Dude-Washing: A Marketing Strategy Aimed At Guys With Small Wieners
Tony Soprano (and mobster types everywhere) made it OK for dudes to get manicures. Diddy has become the poster boy for manscaping. And now, as if we need more proof that it’s a man’s world, a handful of “creative” entrepreneurs are doing what they can to lend masculinity to some products that have traditionally been perceived as girly. It’s a phenomenon I’ve dubbed “dude-washing,” and all of a sudden, it’s everywhere. Are you a guy wracked with shame over your abiding love for cupcakes? Is pink frosting a threat to your masculinity? Fear not! New York’s Butch Bakery trucks in manly petit fours you can be proud to indulge in. Look at that tough-guy camo color palette! You can eat like a girl and still pretend you’re G.I. Joe! Worried that your taste for ultra-femme tipple Kahlua might make your bros look at you sideways? Pshaw! If it’s good enough for a posse of Aztec warriors, it’s good enough for you!

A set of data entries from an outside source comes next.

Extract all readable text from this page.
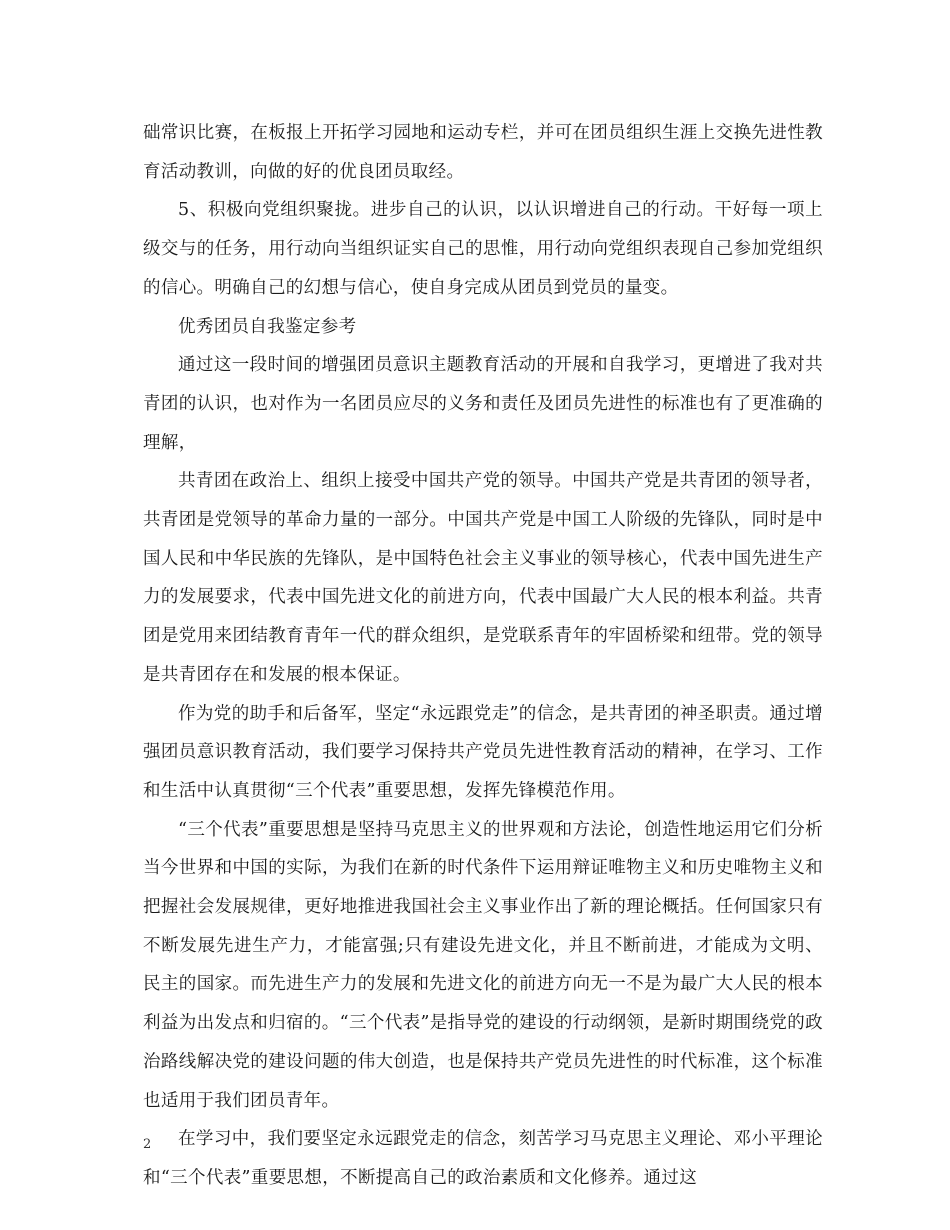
础常识比赛，在板报上开拓学习园地和运动专栏，并可在团员组织生涯上交换先进性教育活动教训，向做的好的优良团员取经。

5、积极向党组织聚拢。进步自己的认识，以认识增进自己的行动。干好每一项上级交与的任务，用行动向当组织证实自己的思惟，用行动向党组织表现自己参加党组织的信心。明确自己的幻想与信心，使自身完成从团员到党员的量变。

优秀团员自我鉴定参考

通过这一段时间的增强团员意识主题教育活动的开展和自我学习，更增进了我对共青团的认识，也对作为一名团员应尽的义务和责任及团员先进性的标准也有了更准确的理解，

共青团在政治上、组织上接受中国共产党的领导。中国共产党是共青团的领导者，共青团是党领导的革命力量的一部分。中国共产党是中国工人阶级的先锋队，同时是中国人民和中华民族的先锋队，是中国特色社会主义事业的领导核心，代表中国先进生产力的发展要求，代表中国先进文化的前进方向，代表中国最广大人民的根本利益。共青团是党用来团结教育青年一代的群众组织，是党联系青年的牢固桥梁和纽带。党的领导是共青团存在和发展的根本保证。

作为党的助手和后备军，坚定“永远跟党走”的信念，是共青团的神圣职责。通过增强团员意识教育活动，我们要学习保持共产党员先进性教育活动的精神，在学习、工作和生活中认真贯彻“三个代表”重要思想，发挥先锋模范作用。

“三个代表”重要思想是坚持马克思主义的世界观和方法论，创造性地运用它们分析当今世界和中国的实际，为我们在新的时代条件下运用辩证唯物主义和历史唯物主义和把握社会发展规律，更好地推进我国社会主义事业作出了新的理论概括。任何国家只有不断发展先进生产力，才能富强;只有建设先进文化，并且不断前进，才能成为文明、民主的国家。而先进生产力的发展和先进文化的前进方向无一不是为最广大人民的根本利益为出发点和归宿的。“三个代表”是指导党的建设的行动纲领，是新时期围绕党的政治路线解决党的建设问题的伟大创造，也是保持共产党员先进性的时代标准，这个标准也适用于我们团员青年。

在学习中，我们要坚定永远跟党走的信念，刻苦学习马克思主义理论、邓小平理论和“三个代表”重要思想，不断提高自己的政治素质和文化修养。通过这

2
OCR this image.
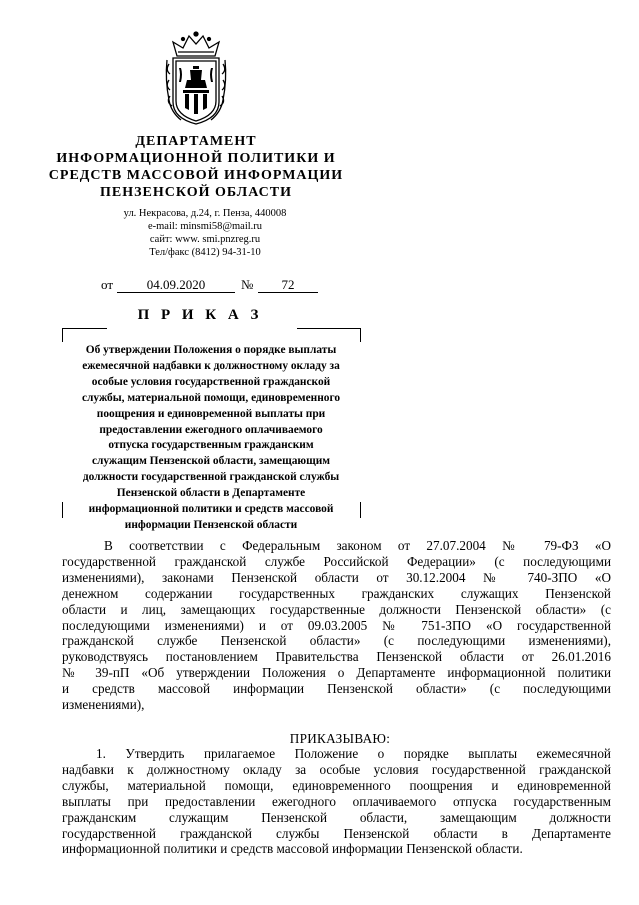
ДЕПАРТАМЕНТ
ИНФОРМАЦИОННОЙ ПОЛИТИКИ И
СРЕДСТВ МАССОВОЙ ИНФОРМАЦИИ
ПЕНЗЕНСКОЙ ОБЛАСТИ
ул. Некрасова, д.24, г. Пенза, 440008
e-mail: minsmi58@mail.ru
сайт: www. smi.pnzreg.ru
Тел/факс (8412) 94-31-10
от	04.09.2020	№	72
П Р И К А З
Об утверждении Положения о порядке выплаты
ежемесячной надбавки к должностному окладу за
особые условия государственной гражданской
службы, материальной помощи, единовременного
поощрения и единовременной выплаты при
предоставлении ежегодного оплачиваемого
отпуска государственным гражданским
служащим Пензенской области, замещающим
должности государственной гражданской службы
Пензенской области в Департаменте
информационной политики и средств массовой
информации Пензенской области
В соответствии с Федеральным законом от 27.07.2004 № 79-ФЗ «О
государственной гражданской службе Российской Федерации» (с последующими
изменениями), законами Пензенской области от 30.12.2004 № 740-ЗПО «О
денежном содержании государственных гражданских служащих Пензенской
области и лиц, замещающих государственные должности Пензенской области» (с
последующими изменениями) и от 09.03.2005 № 751-ЗПО «О государственной
гражданской службе Пензенской области» (с последующими изменениями),
руководствуясь постановлением Правительства Пензенской области от 26.01.2016
№ 39-пП «Об утверждении Положения о Департаменте информационной политики
и средств массовой информации Пензенской области» (с последующими
изменениями),
ПРИКАЗЫВАЮ:
1. Утвердить прилагаемое Положение о порядке выплаты ежемесячной
надбавки к должностному окладу за особые условия государственной гражданской
службы, материальной помощи, единовременного поощрения и единовременной
выплаты при предоставлении ежегодного оплачиваемого отпуска государственным
гражданским служащим Пензенской области, замещающим должности
государственной гражданской службы Пензенской области в Департаменте
информационной политики и средств массовой информации Пензенской области.
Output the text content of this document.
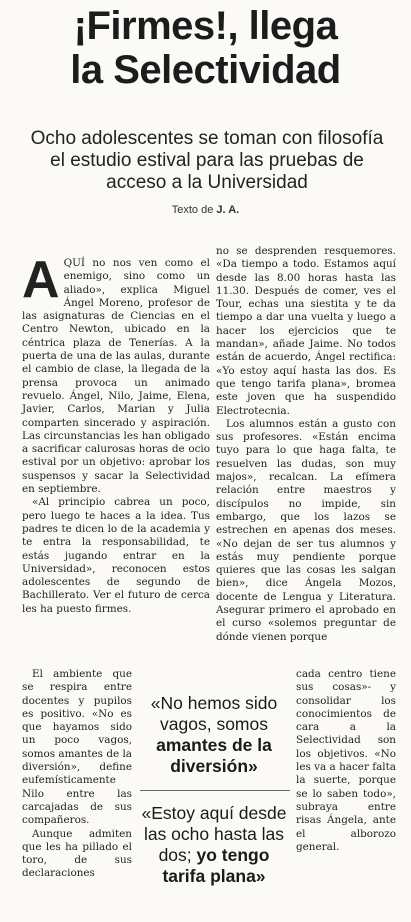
¡Firmes!, llega
la Selectividad

Ocho adolescentes se toman con filosofía el estudio estival para las pruebas de acceso a la Universidad

Texto de J. A.

AQUÍ no nos ven como el enemigo, sino como un aliado», explica Miguel Ángel Moreno, profesor de las asignaturas de Ciencias en el Centro Newton, ubicado en la céntrica plaza de Tenerías. A la puerta de una de las aulas, durante el cambio de clase, la llegada de la prensa provoca un animado revuelo. Ángel, Nilo, Jaime, Elena, Javier, Carlos, Marian y Julia comparten sincerado y aspiración. Las circunstancias les han obligado a sacrificar calurosas horas de ocio estival por un objetivo: aprobar los suspensos y sacar la Selectividad en septiembre.

«Al principio cabrea un poco, pero luego te haces a la idea. Tus padres te dicen lo de la academia y te entra la responsabilidad, te estás jugando entrar en la Universidad», reconocen estos adolescentes de segundo de Bachillerato. Ver el futuro de cerca les ha puesto firmes.

no se desprenden resquemores. «Da tiempo a todo. Estamos aquí desde las 8.00 horas hasta las 11.30. Después de comer, ves el Tour, echas una siestita y te da tiempo a dar una vuelta y luego a hacer los ejercicios que te mandan», añade Jaime. No todos están de acuerdo, Ángel rectifica: «Yo estoy aquí hasta las dos. Es que tengo tarifa plana», bromea este joven que ha suspendido Electrotecnia.

Los alumnos están a gusto con sus profesores. «Están encima tuyo para lo que haga falta, te resuelven las dudas, son muy majos», recalcan. La efímera relación entre maestros y discípulos no impide, sin embargo, que los lazos se estrechen en apenas dos meses. «No dejan de ser tus alumnos y estás muy pendiente porque quieres que las cosas les salgan bien», dice Ángela Mozos, docente de Lengua y Literatura. Asegurar primero el aprobado en el curso «solemos preguntar de dónde vienen porque

El ambiente que se respira entre docentes y pupilos es positivo. «No es que hayamos sido un poco vagos, somos amantes de la diversión», define eufemísticamente Nilo entre las carcajadas de sus compañeros.

Aunque admiten que les ha pillado el toro, de sus declaraciones

cada centro tiene sus cosas»- y consolidar los conocimientos de cara a la Selectividad son los objetivos. «No les va a hacer falta la suerte, porque se lo saben todo», subraya entre risas Ángela, ante el alborozo general.

«No hemos sido vagos, somos amantes de la diversión»
«Estoy aquí desde las ocho hasta las dos; yo tengo tarifa plana»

Want to send a thoughtful notecard to a friend or family member but worry you’ll be deemed too namby-pamby? All you have to do is invoke Stalin in your sentiment with the help of Dictator Cards and POOF! The stigma is gone! Screw you, Emily Post!
Even seemingly gender-neutral products and services are getting the macho gloss. Let’s face it: using an iPhone is synonymous with being a beauty pageant queen. Which is why Droid is offering real men an alternative to the pretty, “tiara-wearing” iPhone. God forbid you look like a wuss when you’re placing your phone order for a dozen B-52 cupcakes!
Gender-specific marketing is nothing new, obviously. But what’s with this aggressive new push to actually demonize femininity in advertising products? Beyond being offensive and lowest-common-denominator stupid, it seems like bad business. Isn’t commerce and consumerism supposed to be the great equalizer? One thing’s for sure: this whiskey-drinking, cupcake-hating, non-thank-you-note-writing chick is taking her hard-won greenbacks elsewhere.